Now we need to find someone to drill.
Next month Easter goes to South Bend, Indiana, to be honored for his role in another kind of legend. 75 years ago a young Easter Heathman was one of the first people at the crash site when Knute Rockne's plane went down in the field about a mile and a half west of where he lives now. As a teen-ager, he was also the youngest among those who discovered the wreck, and perhaps the most outgoing, so it is natural that Easter has become the keeper of the story, the steward of the site. People drive out from Kansas City and beyond to make early morning pilgrimages with Easter (it's too hot for walking out in these pastures by 10 in the morning these days). The interest does not seem to be waning and Easter does nothing to discourage his visitors.
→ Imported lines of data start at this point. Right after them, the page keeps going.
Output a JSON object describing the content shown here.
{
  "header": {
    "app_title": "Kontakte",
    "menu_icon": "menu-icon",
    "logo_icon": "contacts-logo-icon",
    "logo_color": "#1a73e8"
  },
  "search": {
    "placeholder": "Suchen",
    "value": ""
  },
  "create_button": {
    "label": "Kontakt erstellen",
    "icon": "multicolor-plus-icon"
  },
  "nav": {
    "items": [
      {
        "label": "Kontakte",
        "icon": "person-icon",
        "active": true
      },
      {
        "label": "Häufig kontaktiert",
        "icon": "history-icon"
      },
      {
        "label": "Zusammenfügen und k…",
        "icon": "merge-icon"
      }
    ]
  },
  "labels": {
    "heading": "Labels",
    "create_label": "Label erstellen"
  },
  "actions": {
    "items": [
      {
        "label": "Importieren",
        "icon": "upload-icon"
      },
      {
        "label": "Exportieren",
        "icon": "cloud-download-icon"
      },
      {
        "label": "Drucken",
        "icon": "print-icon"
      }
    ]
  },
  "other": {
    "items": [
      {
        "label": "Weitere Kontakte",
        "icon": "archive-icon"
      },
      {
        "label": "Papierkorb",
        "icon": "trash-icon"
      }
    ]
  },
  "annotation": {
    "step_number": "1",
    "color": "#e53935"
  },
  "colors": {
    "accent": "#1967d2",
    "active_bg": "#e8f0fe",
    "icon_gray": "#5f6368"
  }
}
People have told me that in Easter's version of the crash story the bodies of all the passengers on the Pan Am flight are intact and identifiable. Other eyewitnesses gave much more gruesome accounts of Chase Countians carrying off souveniers - ears and fingers and other body parts.
After Easter left us, I spent the rest of Sunday morning reading while Bill and Pat braved the heat down at the housesite. At noon Don and Imogene Hewitt arrived as planned to have lunch with Bill and me down at the Hitchin' Post.
We learned when we arrived that our local bar is open only one Sunday a month - Biker Sunday! The place, which is usually almost deserted, was packed to overflowing with men and women in leather and black tee-shirts. We lucked into a booth by the door and wrote our order on a napkin that Bill delivered to the cook. Clara Jo, who sometimes pitches in when the bar gets busy, came in directly after Church and, since everything seemed to be under control, sat down with us for awhile. The conversation turned again to Rockne and the crash. Clara Jo's dad hadn't mentioned a thing about it - ever - though the plane went down on his father's land. Then, not too long ago, the Kansas Turnpike Authority unveiled a memorial at the Matfield Green Service Plaza, and Clara Jo's dad asked her to take him over there for the ceremony. He sat silent the whole time they were there. Back in the car he said, "That's not the way it happened." "Well, how did it happen, dad?" That's when she learned that her dad and his brother were out tending horses when they saw the plane headed toward the earth. There was an explosion. Clara Jo's uncle got there first because her dad, more concerned about horses than plane, stopped to shut the gate...
Then the Hitchin Post blew a fuse, the air conditioning and the fans stopped and the room fell silent.
Another conversation to be continued.